A few years ago, I was leading a research project for Ohio’s Department of Education at the School of Education at the University of Cincinnati. I was new to educational research as my PhD, MBA, and Bachelor’s degrees were all from the business school. One day a coworker came into my office with a draft of our report and with a concerned look on her face. She politely explained to me that throughout the report I had used the term “training,” and that this word was inappropriate in a document concerning teachers. She went on to explain that Dean Johnson, the Dean of UC’s College of Education, says, “Dogs get trained. Teachers receive professional development.”
I considered that an important lesson: I was not giving teachers or the products I was writing about the appropriate level of respect. After all, many teachers choose a career in education because they love learning. If my coworker had not taught me that lesson, how many teachers or professionals with teaching backgrounds could have been disappointed or even offended by what I had written in that report? How often have all of us overlooked the many benefits we could potentially provide teachers if we thought about providing professional development instead of product training?
I consider PD to be the most rejuvenating service that an educational marketer can offer teachers. According to Susan Johnson Moore, an expert in helping novice teachers and veterans thrive in their jobs, teachers seek growth in many ways. Some want to know about new developments in their area of specialization. Some seek new pedagogies. Some want to be able to try out a few new ideas in the classroom. Others seek variety because they are tired of seeing the same things and providing the same lessons year after year. The bottom line is that teachers appreciate the opportunity to invest in themselves, and professional development is an important service and support that can build new sales and maintain customer loyalty.
I recently helped design a school market research project aimed at sales and marketers who sell hands-on science products. Their selling situation is tough, as the products are sometimes perceived as more costly than textbooks; also, science is considered a lower priority than other subjects, and there are mixed views on how science ought to be taught.
Here are four highlights from our research study that will help sales and marketing professionals understand the power of professional development to sell products and services to schools:
Professional development increases adoptions. Among the sales strategies we studied, promoting PD is considered the most effective selling tool to increase product adoptions. Professional development is considered extremely effective by 65% of the respondents. Surprisingly, professional development is considered more effective than meeting decision-makers in sales calls or attending conventions.
Professional development breaks sales barriers. Maybe professional development on its own can’t do much about the biggest barrier to sales, insufficient budget. But it does address another barrier that is almost as problematic: the misconceptions that potential buyers have about products. In interviews with sales and marketing personnel, respondents frequently mentioned how much more comfortable teachers are with products once they can try them out, hold them, and see them in action. This sort of depth may only be available in all-day learning sessions.
Professional development is not for teachers only. It can be easy to overlook administrators when planning PD because they are so difficult to reach.

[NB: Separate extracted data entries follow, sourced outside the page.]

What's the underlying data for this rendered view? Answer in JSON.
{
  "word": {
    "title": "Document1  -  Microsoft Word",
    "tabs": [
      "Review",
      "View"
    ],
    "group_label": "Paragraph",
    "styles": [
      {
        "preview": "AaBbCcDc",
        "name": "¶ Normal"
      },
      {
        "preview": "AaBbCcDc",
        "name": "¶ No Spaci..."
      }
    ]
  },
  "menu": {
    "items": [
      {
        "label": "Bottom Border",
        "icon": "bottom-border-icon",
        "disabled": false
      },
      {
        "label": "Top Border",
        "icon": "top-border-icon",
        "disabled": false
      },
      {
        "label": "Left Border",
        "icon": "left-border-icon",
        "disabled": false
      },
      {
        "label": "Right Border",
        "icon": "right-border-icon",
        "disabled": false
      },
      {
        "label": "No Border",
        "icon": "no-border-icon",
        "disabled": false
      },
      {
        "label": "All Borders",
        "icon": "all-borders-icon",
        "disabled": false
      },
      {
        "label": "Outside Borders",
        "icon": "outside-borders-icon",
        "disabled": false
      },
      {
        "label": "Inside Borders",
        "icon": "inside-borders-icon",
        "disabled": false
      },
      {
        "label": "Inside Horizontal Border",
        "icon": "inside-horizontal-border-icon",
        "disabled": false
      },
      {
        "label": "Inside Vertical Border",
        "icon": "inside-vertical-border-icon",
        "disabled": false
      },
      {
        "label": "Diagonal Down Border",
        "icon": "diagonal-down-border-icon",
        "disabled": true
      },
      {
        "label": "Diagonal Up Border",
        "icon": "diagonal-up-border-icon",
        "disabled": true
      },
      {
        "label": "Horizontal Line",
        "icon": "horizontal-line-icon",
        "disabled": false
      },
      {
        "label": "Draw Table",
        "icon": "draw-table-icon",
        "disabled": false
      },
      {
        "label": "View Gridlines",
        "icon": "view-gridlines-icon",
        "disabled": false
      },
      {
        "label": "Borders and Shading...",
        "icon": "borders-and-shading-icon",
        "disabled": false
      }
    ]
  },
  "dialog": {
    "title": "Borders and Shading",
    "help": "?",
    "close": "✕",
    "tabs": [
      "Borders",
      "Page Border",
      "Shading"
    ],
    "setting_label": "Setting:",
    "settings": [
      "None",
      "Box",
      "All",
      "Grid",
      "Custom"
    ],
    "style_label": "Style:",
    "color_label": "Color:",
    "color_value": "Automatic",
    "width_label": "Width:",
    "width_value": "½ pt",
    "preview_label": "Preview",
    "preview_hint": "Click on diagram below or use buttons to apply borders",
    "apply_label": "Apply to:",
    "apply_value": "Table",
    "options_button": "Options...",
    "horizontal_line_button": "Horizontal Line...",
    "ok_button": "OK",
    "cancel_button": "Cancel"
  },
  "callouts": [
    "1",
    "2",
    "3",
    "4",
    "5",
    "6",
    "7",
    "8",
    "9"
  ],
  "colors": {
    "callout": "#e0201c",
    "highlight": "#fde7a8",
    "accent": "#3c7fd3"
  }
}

But school principals and other administrators may be the most important advocates for your product during times of tight budgets. When districts face budget cuts, school principals often drive the decision for which programs are cut. And, a recent study by MetLife concluded that about half of principals feel that they have substantial impact on curricular decisions. So, it is important to provide principals and other administrators enough professional development that they can be appropriate advocates for your product.
Professional development gets you noticed and appreciated. The availability of high-quality professional development can make the difference between whether or not your company and products are noticed, because it’s a service that makes teachers feel appreciated. Teachers don’t just want to use your products, they want to use the purchase of your products as an opportunity to update and refresh their teaching skills.

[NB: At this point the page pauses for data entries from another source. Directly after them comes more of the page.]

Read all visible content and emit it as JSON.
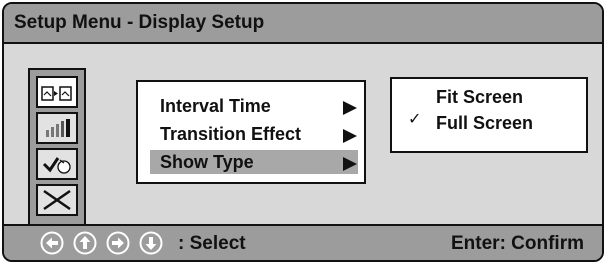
{
  "window": {
    "title": "Setup Menu - Display Setup"
  },
  "sidebar": {
    "icons": [
      {
        "name": "slideshow-icon",
        "selected": true
      },
      {
        "name": "level-bars-icon",
        "selected": false
      },
      {
        "name": "checkmark-icon",
        "selected": false
      },
      {
        "name": "exit-icon",
        "selected": false
      }
    ]
  },
  "menu": {
    "items": [
      {
        "label": "Interval Time",
        "highlighted": false
      },
      {
        "label": "Transition Effect",
        "highlighted": false
      },
      {
        "label": "Show Type",
        "highlighted": true
      }
    ]
  },
  "submenu": {
    "options": [
      {
        "label": "Fit Screen",
        "checked": false
      },
      {
        "label": "Full Screen",
        "checked": true
      }
    ],
    "check_glyph": "✓"
  },
  "footer": {
    "nav_icons": [
      "arrow-left-icon",
      "arrow-up-icon",
      "arrow-right-icon",
      "arrow-down-icon"
    ],
    "select_label": ": Select",
    "confirm_label": "Enter: Confirm"
  },
  "colors": {
    "panel": "#d8d8d8",
    "bar": "#9c9c9c",
    "highlight": "#a8a8a8"
  }
}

I hope that I have convinced you that companies that sell to schools and are involved in education marketing ought to be providing professional development, not just product training. Training may not motivate a sale, but in many situations, professional development may do the trick. The hands-on science-product market has learned that educators may think of science as a third- or fourth-priority subject, but the availability of professional development gets their product lines noticed and adopted.